This story was originally published by the WND News Center.
Attorneys general from multiple U.S. states has accused Joe Biden of providing "an anemic response" to the catastrophic destruction from Mexican drug cartels that are costing "hundreds of thousands of American lives each year."
They are insisting that Biden start treating the crime organizations, including the Sinaloa Cartel, the Jalisco New Generation Cartel, and others, as "foreign terrorist organizations."
"The cartels' intense violence goes far beyond mere resistance to interference with their drug trafficking and now encompasses a general effort to intimidate rivals and expand their influence. This violence, which necessarily involves using firearms and explosives to kill security forces, plainly constitutes terrorist activity," the letter, organized by Virginia AG Jason Miyares explained.

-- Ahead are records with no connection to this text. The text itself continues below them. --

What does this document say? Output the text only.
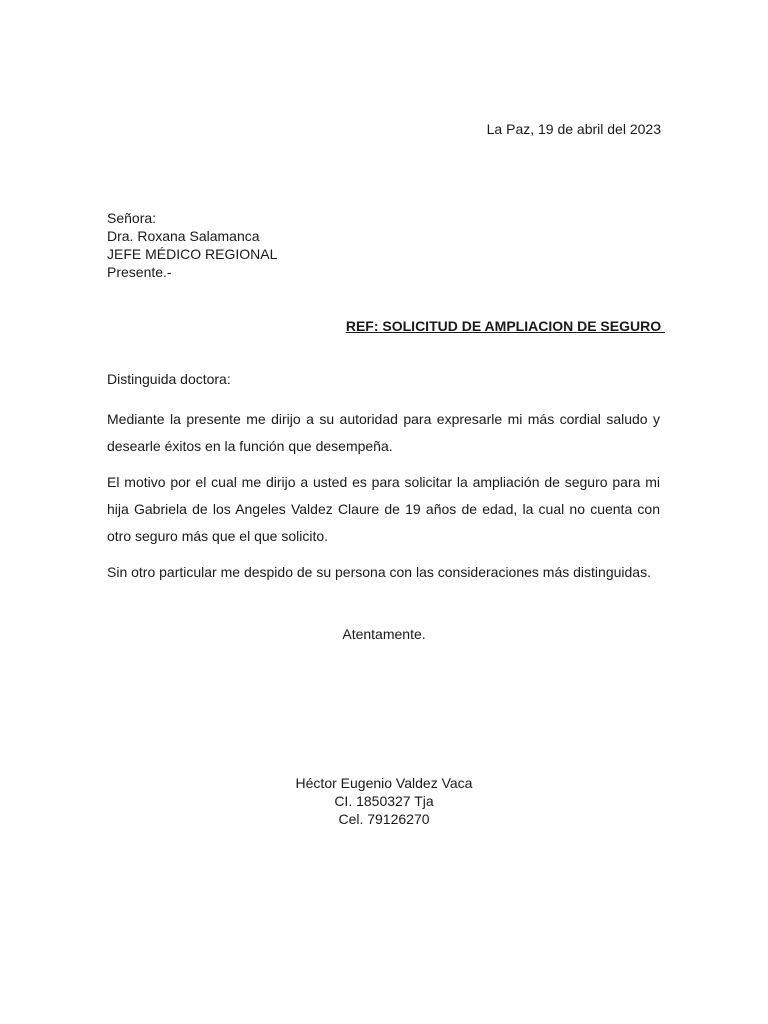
La Paz, 19 de abril del 2023
Señora:
Dra. Roxana Salamanca
JEFE MÉDICO REGIONAL
Presente.-
REF: SOLICITUD DE AMPLIACION DE SEGURO
Distinguida doctora:

Mediante la presente me dirijo a su autoridad para expresarle mi más cordial saludo y desearle éxitos en la función que desempeña.

El motivo por el cual me dirijo a usted es para solicitar la ampliación de seguro para mi hija Gabriela de los Angeles Valdez Claure de 19 años de edad, la cual no cuenta con otro seguro más que el que solicito.

Sin otro particular me despido de su persona con las consideraciones más distinguidas.

Atentamente.
Héctor Eugenio Valdez Vaca
CI. 1850327 Tja
Cel. 79126270
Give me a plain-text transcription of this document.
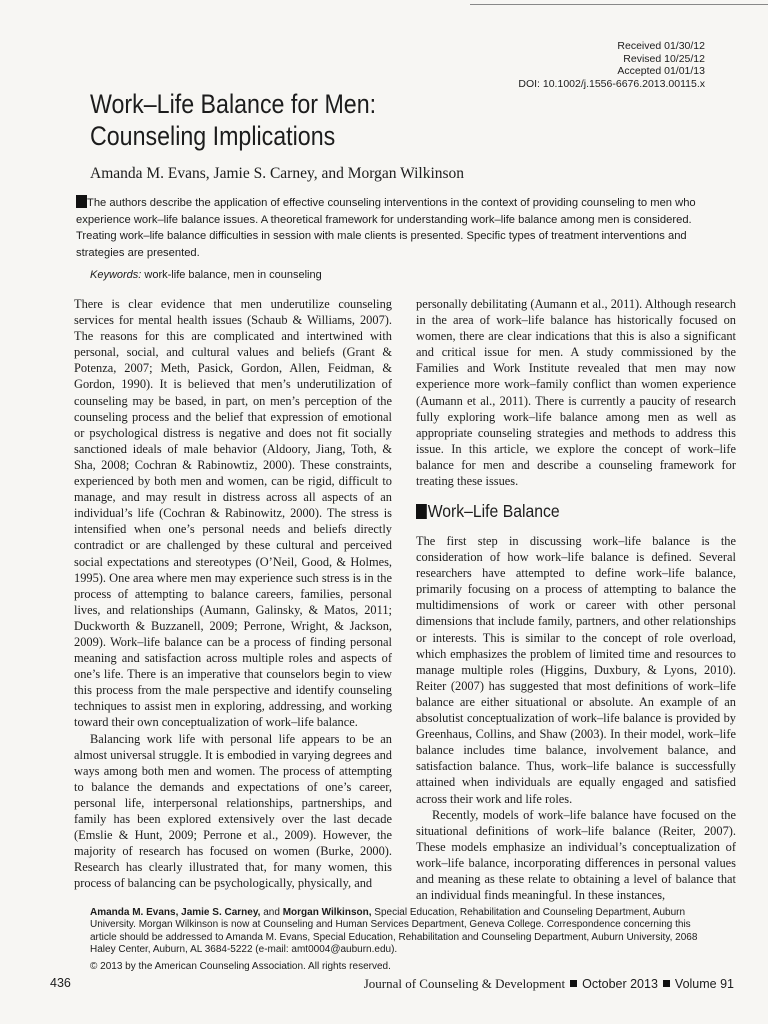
Received 01/30/12
Revised 10/25/12
Accepted 01/01/13
DOI: 10.1002/j.1556-6676.2013.00115.x
Work–Life Balance for Men:
Counseling Implications
Amanda M. Evans, Jamie S. Carney, and Morgan Wilkinson

The authors describe the application of effective counseling interventions in the context of providing counseling to men who experience work–life balance issues. A theoretical framework for understanding work–life balance among men is considered. Treating work–life balance difficulties in session with male clients is presented. Specific types of treatment interventions and strategies are presented.

Keywords: work-life balance, men in counseling

There is clear evidence that men underutilize counseling services for mental health issues (Schaub & Williams, 2007). The reasons for this are complicated and intertwined with personal, social, and cultural values and beliefs (Grant & Potenza, 2007; Meth, Pasick, Gordon, Allen, Feidman, & Gordon, 1990). It is believed that men’s underutilization of counseling may be based, in part, on men’s perception of the counseling process and the belief that expression of emotional or psychological distress is negative and does not fit socially sanctioned ideals of male behavior (Aldoory, Jiang, Toth, & Sha, 2008; Cochran & Rabinowtiz, 2000). These constraints, experienced by both men and women, can be rigid, difficult to manage, and may result in distress across all aspects of an individual’s life (Cochran & Rabinowitz, 2000). The stress is intensified when one’s personal needs and beliefs directly contradict or are challenged by these cultural and perceived social expectations and stereotypes (O’Neil, Good, & Holmes, 1995). One area where men may experience such stress is in the process of attempting to balance careers, families, personal lives, and relationships (Aumann, Galinsky, & Matos, 2011; Duckworth & Buzzanell, 2009; Perrone, Wright, & Jackson, 2009). Work–life balance can be a process of finding personal meaning and satisfaction across multiple roles and aspects of one’s life. There is an imperative that counselors begin to view this process from the male perspective and identify counseling techniques to assist men in exploring, addressing, and working toward their own conceptualization of work–life balance.

Balancing work life with personal life appears to be an almost universal struggle. It is embodied in varying degrees and ways among both men and women. The process of attempting to balance the demands and expectations of one’s career, personal life, interpersonal relationships, partnerships, and family has been explored extensively over the last decade (Emslie & Hunt, 2009; Perrone et al., 2009). However, the majority of research has focused on women (Burke, 2000). Research has clearly illustrated that, for many women, this process of balancing can be psychologically, physically, and

personally debilitating (Aumann et al., 2011). Although research in the area of work–life balance has historically focused on women, there are clear indications that this is also a significant and critical issue for men. A study commissioned by the Families and Work Institute revealed that men may now experience more work–family conflict than women experience (Aumann et al., 2011). There is currently a paucity of research fully exploring work–life balance among men as well as appropriate counseling strategies and methods to address this issue. In this article, we explore the concept of work–life balance for men and describe a counseling framework for treating these issues.

Work–Life Balance

The first step in discussing work–life balance is the consideration of how work–life balance is defined. Several researchers have attempted to define work–life balance, primarily focusing on a process of attempting to balance the multidimensions of work or career with other personal dimensions that include family, partners, and other relationships or interests. This is similar to the concept of role overload, which emphasizes the problem of limited time and resources to manage multiple roles (Higgins, Duxbury, & Lyons, 2010). Reiter (2007) has suggested that most definitions of work–life balance are either situational or absolute. An example of an absolutist conceptualization of work–life balance is provided by Greenhaus, Collins, and Shaw (2003). In their model, work–life balance includes time balance, involvement balance, and satisfaction balance. Thus, work–life balance is successfully attained when individuals are equally engaged and satisfied across their work and life roles.

Recently, models of work–life balance have focused on the situational definitions of work–life balance (Reiter, 2007). These models emphasize an individual’s conceptualization of work–life balance, incorporating differences in personal values and meaning as these relate to obtaining a level of balance that an individual finds meaningful. In these instances,

Amanda M. Evans, Jamie S. Carney, and Morgan Wilkinson, Special Education, Rehabilitation and Counseling Department, Auburn University. Morgan Wilkinson is now at Counseling and Human Services Department, Geneva College. Correspondence concerning this article should be addressed to Amanda M. Evans, Special Education, Rehabilitation and Counseling Department, Auburn University, 2068 Haley Center, Auburn, AL 3684-5222 (e-mail: amt0004@auburn.edu).
© 2013 by the American Counseling Association. All rights reserved.
436	Journal of Counseling & Development October 2013 Volume 91
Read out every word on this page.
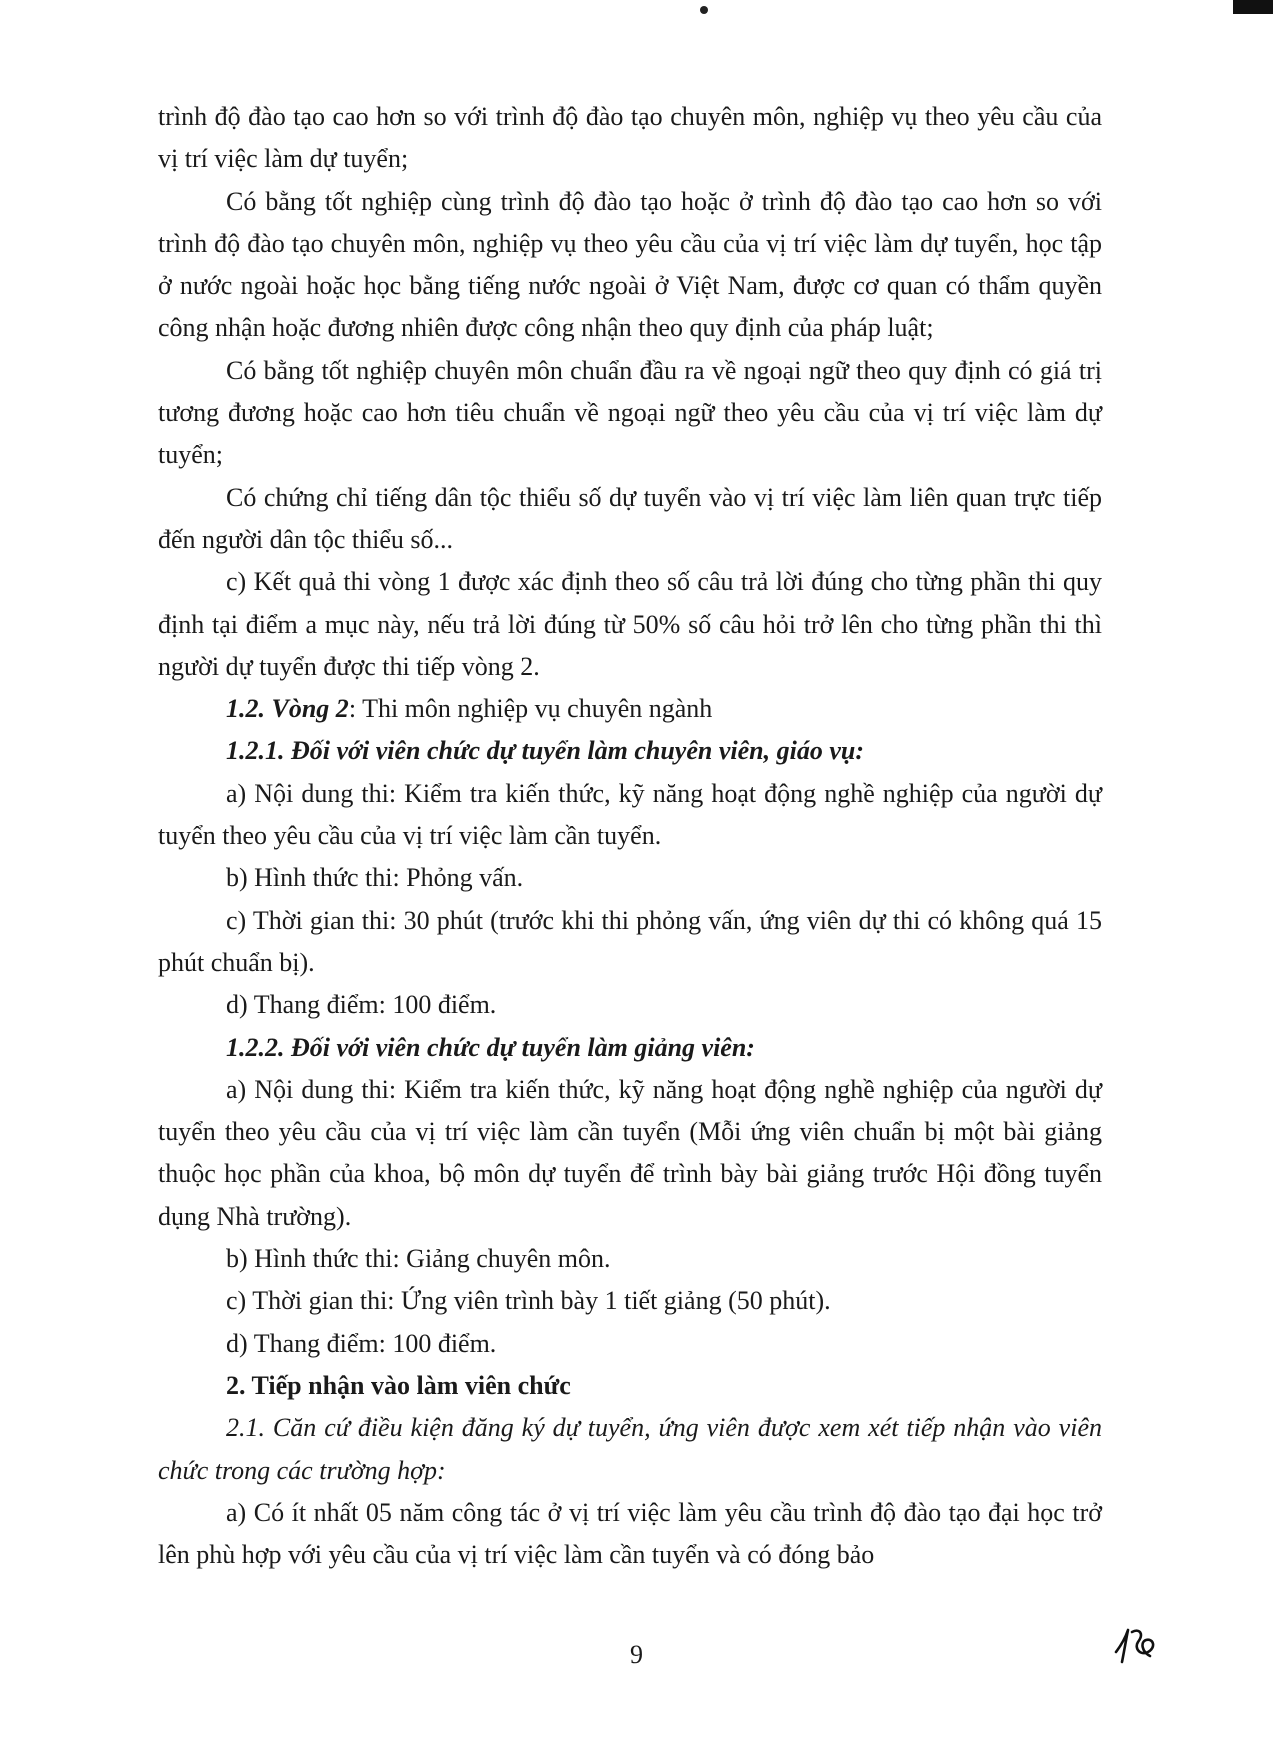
trình độ đào tạo cao hơn so với trình độ đào tạo chuyên môn, nghiệp vụ theo yêu cầu của vị trí việc làm dự tuyển;

Có bằng tốt nghiệp cùng trình độ đào tạo hoặc ở trình độ đào tạo cao hơn so với trình độ đào tạo chuyên môn, nghiệp vụ theo yêu cầu của vị trí việc làm dự tuyển, học tập ở nước ngoài hoặc học bằng tiếng nước ngoài ở Việt Nam, được cơ quan có thẩm quyền công nhận hoặc đương nhiên được công nhận theo quy định của pháp luật;

Có bằng tốt nghiệp chuyên môn chuẩn đầu ra về ngoại ngữ theo quy định có giá trị tương đương hoặc cao hơn tiêu chuẩn về ngoại ngữ theo yêu cầu của vị trí việc làm dự tuyển;

Có chứng chỉ tiếng dân tộc thiểu số dự tuyển vào vị trí việc làm liên quan trực tiếp đến người dân tộc thiểu số...

c) Kết quả thi vòng 1 được xác định theo số câu trả lời đúng cho từng phần thi quy định tại điểm a mục này, nếu trả lời đúng từ 50% số câu hỏi trở lên cho từng phần thi thì người dự tuyển được thi tiếp vòng 2.

1.2. Vòng 2: Thi môn nghiệp vụ chuyên ngành

1.2.1. Đối với viên chức dự tuyển làm chuyên viên, giáo vụ:

a) Nội dung thi: Kiểm tra kiến thức, kỹ năng hoạt động nghề nghiệp của người dự tuyển theo yêu cầu của vị trí việc làm cần tuyển.

b) Hình thức thi: Phỏng vấn.

c) Thời gian thi: 30 phút (trước khi thi phỏng vấn, ứng viên dự thi có không quá 15 phút chuẩn bị).

d) Thang điểm: 100 điểm.

1.2.2. Đối với viên chức dự tuyển làm giảng viên:

a) Nội dung thi: Kiểm tra kiến thức, kỹ năng hoạt động nghề nghiệp của người dự tuyển theo yêu cầu của vị trí việc làm cần tuyển (Mỗi ứng viên chuẩn bị một bài giảng thuộc học phần của khoa, bộ môn dự tuyển để trình bày bài giảng trước Hội đồng tuyển dụng Nhà trường).

b) Hình thức thi: Giảng chuyên môn.

c) Thời gian thi: Ứng viên trình bày 1 tiết giảng (50 phút).

d) Thang điểm: 100 điểm.

2. Tiếp nhận vào làm viên chức

2.1. Căn cứ điều kiện đăng ký dự tuyển, ứng viên được xem xét tiếp nhận vào viên chức trong các trường hợp:

a) Có ít nhất 05 năm công tác ở vị trí việc làm yêu cầu trình độ đào tạo đại học trở lên phù hợp với yêu cầu của vị trí việc làm cần tuyển và có đóng bảo

9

It also was signed by officials for Alabama, Alaska, Arkansas, Florida, Georgia, Indiana, Iowa, Kentucky, Louisiana, Missouri, Montana, Nebraska, New Hampshire, Ohio, Oklahoma, South Carolina, Tennessee, Texas, Utah, and West Virginia.
A report in The Federalist described the letter demanding the FTO designation for drug dealers as "a bid to rectify the chaos caused by President Joe Biden’s open border policies."
The letter also went to Secretary of State Antony Blinken.
The coalition insists the terrorist designation is needed so that state and federal law enforcement agencies would be given "increased powers to freeze cartel assets, deny entry to cartel members, and allow prosecutors to pursue tougher punishments against those who provide material support to the cartels."
The letter explains, "Traditional counter-narcotics efforts are inadequate to address the threat posed by the Mexican drug cartels. Now that the cartels have made widespread use of assassinations and armed insurgency against the Mexican government, FTO designation is the only way to disrupt these increasingly violent cartel tactics and weaken their criminal enterprise."
Blamed on the criminal organizations are many problems, including the devastating impact of fentanyl, which causes tens of thousands of deaths in just the last year.
"The threat these drug cartels pose is real and imminent – which is why this country must escalate its response," Miyares said in a statement. "Law enforcement agencies need every tool available to fight against this public health and national security crisis, and designating these cartels as Foreign Terrorist Organizations would be an important first step in confronting the gravity of this dangerous crisis."
The report said drug cartels aren't new, but "the Biden administration’s open border policies have made it easier" to traffick drugs into the U.S.
"In June 2021, for instance, the administration announced it would end the Trump-era 'Remain in Mexico' policy, which required illegal border crossers seeking asylum to stay in the Latin American country until their court hearing. The administration has also sought to eliminate Title 42, a health policy that allows federal officials to expel illegal migrants with minimal processing," the report said.
The result was predictable, hundreds of thousands of illegal aliens breaching America's borders and entering.